Sometimes this question is easier if you answer for your friend. What would your friend's caution label read? Then answer for yourself.


4. What if...

...you had just completed a ten-year prison sentence? How would you spend your first day free?

The photo above is of me facing the Atlantic ocean in Portugal. Don't I look grateful? I felt a little bit in awe of the beauty of that beach.

Can you imagine the completely opposite experience of almost never seeing the sky, seeing the sun, for being locked down in a prison cell? Listen for the silence of a cold cell of sleeping inmates. Inhale the humid stankness of the air. Feel the cold floor on your heels.

Now released, to where would you run? Would you find a warm beach like I did and breath in the morning breezes? What would invigorate and revivify you? How do you know it would?
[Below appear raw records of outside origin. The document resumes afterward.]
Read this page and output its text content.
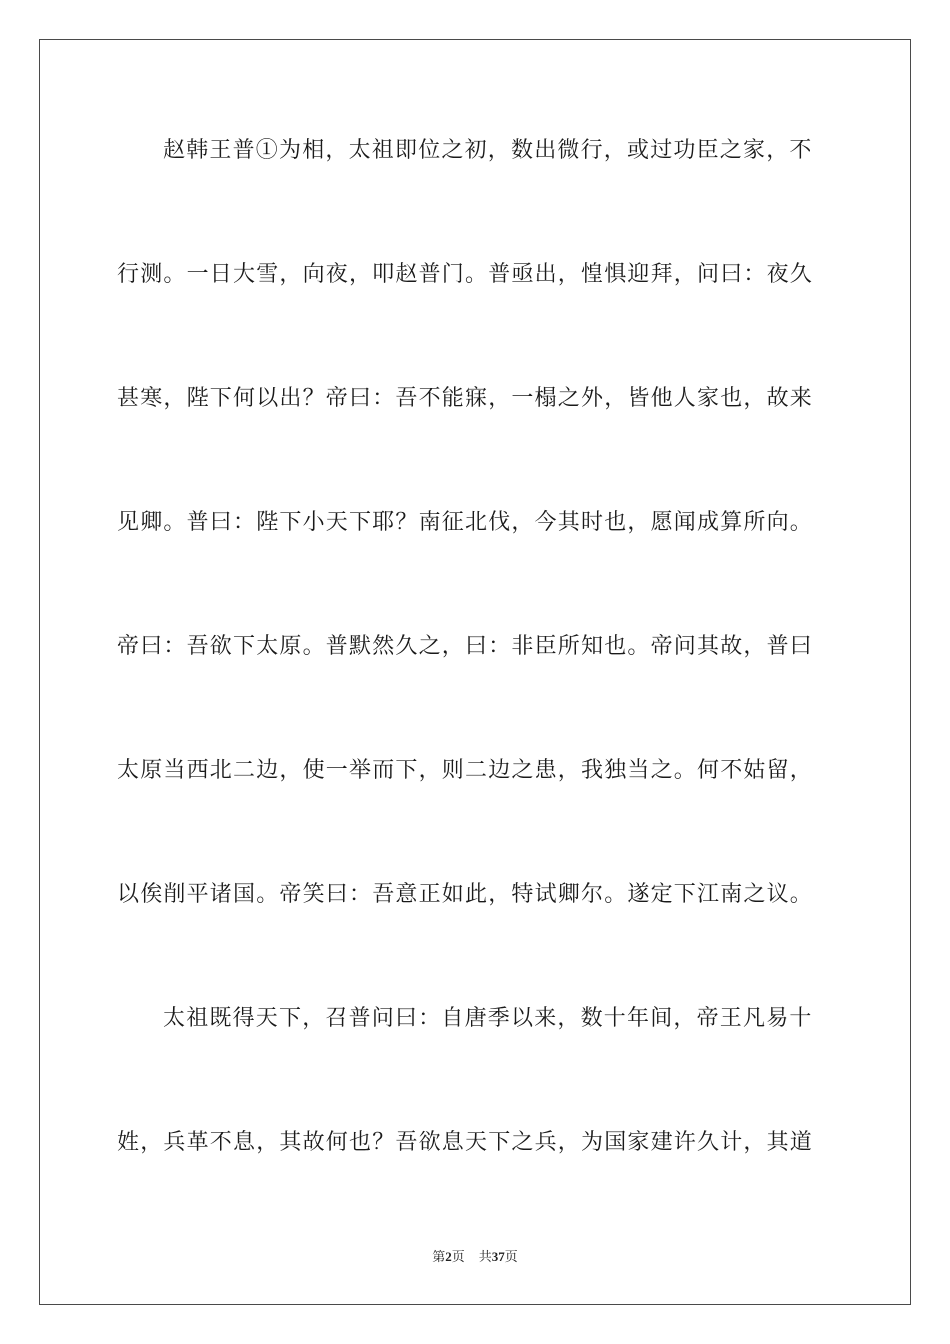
赵韩王普①为相，太祖即位之初，数出微行，或过功臣之家，不
行测。一日大雪，向夜，叩赵普门。普亟出，惶惧迎拜，问曰：夜久
甚寒，陛下何以出？帝曰：吾不能寐，一榻之外，皆他人家也，故来
见卿。普曰：陛下小天下耶？南征北伐，今其时也，愿闻成算所向。
帝曰：吾欲下太原。普默然久之，曰：非臣所知也。帝问其故，普曰
太原当西北二边，使一举而下，则二边之患，我独当之。何不姑留，
以俟削平诸国。帝笑曰：吾意正如此，特试卿尔。遂定下江南之议。
太祖既得天下，召普问曰：自唐季以来，数十年间，帝王凡易十
姓，兵革不息，其故何也？吾欲息天下之兵，为国家建许久计，其道
第2页 共37页
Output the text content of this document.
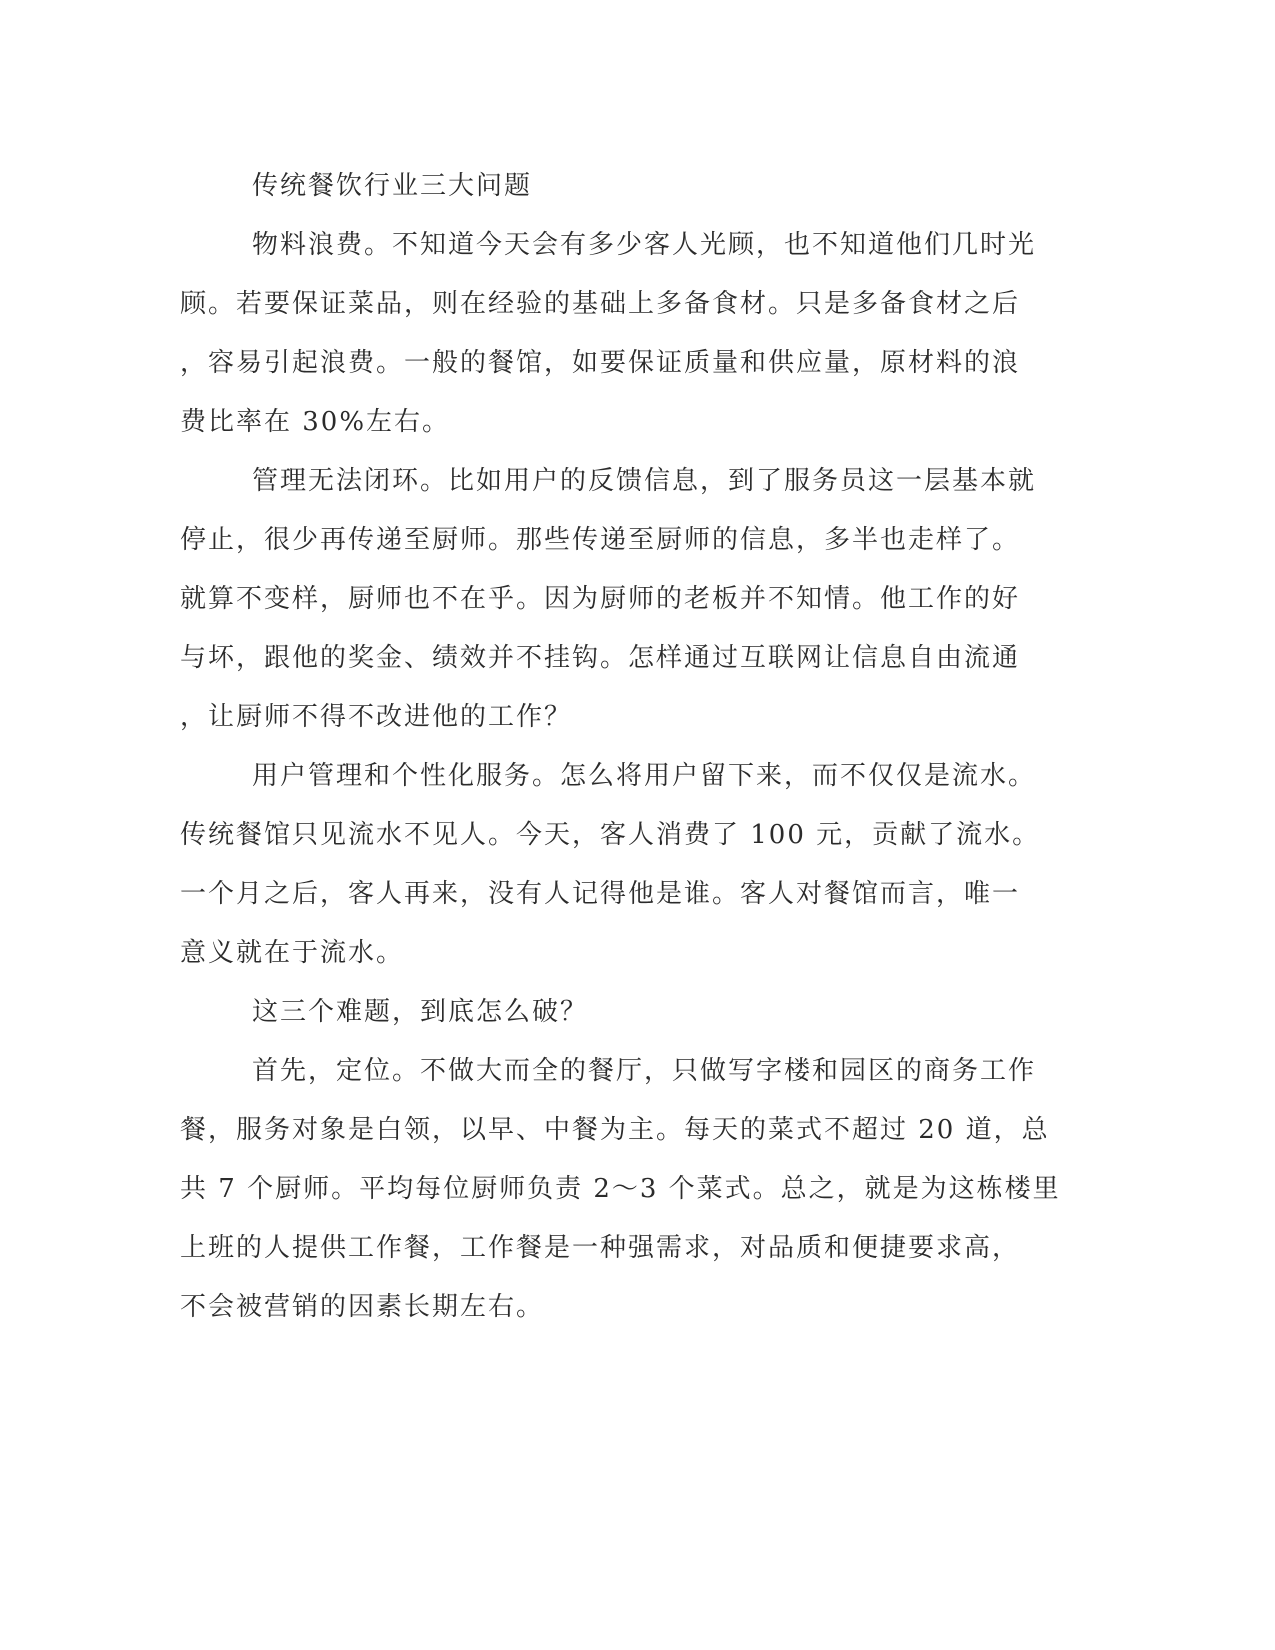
传统餐饮行业三大问题

物料浪费。不知道今天会有多少客人光顾，也不知道他们几时光
顾。若要保证菜品，则在经验的基础上多备食材。只是多备食材之后
，容易引起浪费。一般的餐馆，如要保证质量和供应量，原材料的浪
费比率在 30%左右。

管理无法闭环。比如用户的反馈信息，到了服务员这一层基本就
停止，很少再传递至厨师。那些传递至厨师的信息，多半也走样了。
就算不变样，厨师也不在乎。因为厨师的老板并不知情。他工作的好
与坏，跟他的奖金、绩效并不挂钩。怎样通过互联网让信息自由流通
，让厨师不得不改进他的工作？

用户管理和个性化服务。怎么将用户留下来，而不仅仅是流水。
传统餐馆只见流水不见人。今天，客人消费了 100 元，贡献了流水。
一个月之后，客人再来，没有人记得他是谁。客人对餐馆而言，唯一
意义就在于流水。

这三个难题，到底怎么破？

首先，定位。不做大而全的餐厅，只做写字楼和园区的商务工作
餐，服务对象是白领，以早、中餐为主。每天的菜式不超过 20 道，总
共 7 个厨师。平均每位厨师负责 2～3 个菜式。总之，就是为这栋楼里
上班的人提供工作餐，工作餐是一种强需求，对品质和便捷要求高，
不会被营销的因素长期左右。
The answers to such questions are clues to what you love.


5. What if...

...you could live one day of your life on constant repeat for an entire year? Which day would you choose and why?

This one's not unlike the prior question. But it's framed playfully around the opposite context. What would you so enjoy that you'd never leave it?

This is like the movie Groundhog Day, but with the choice of which day to repeat. Can you imagine something so wonderful that you'd just keep going back for more? And you actually could repeat it for the joy it brought you the first time?

It's a question like this that's an example of being helpfully indirect. You're saying what you most want, but you're simplifying and limiting it with a constraint. You're putting yourself in a popular movie script.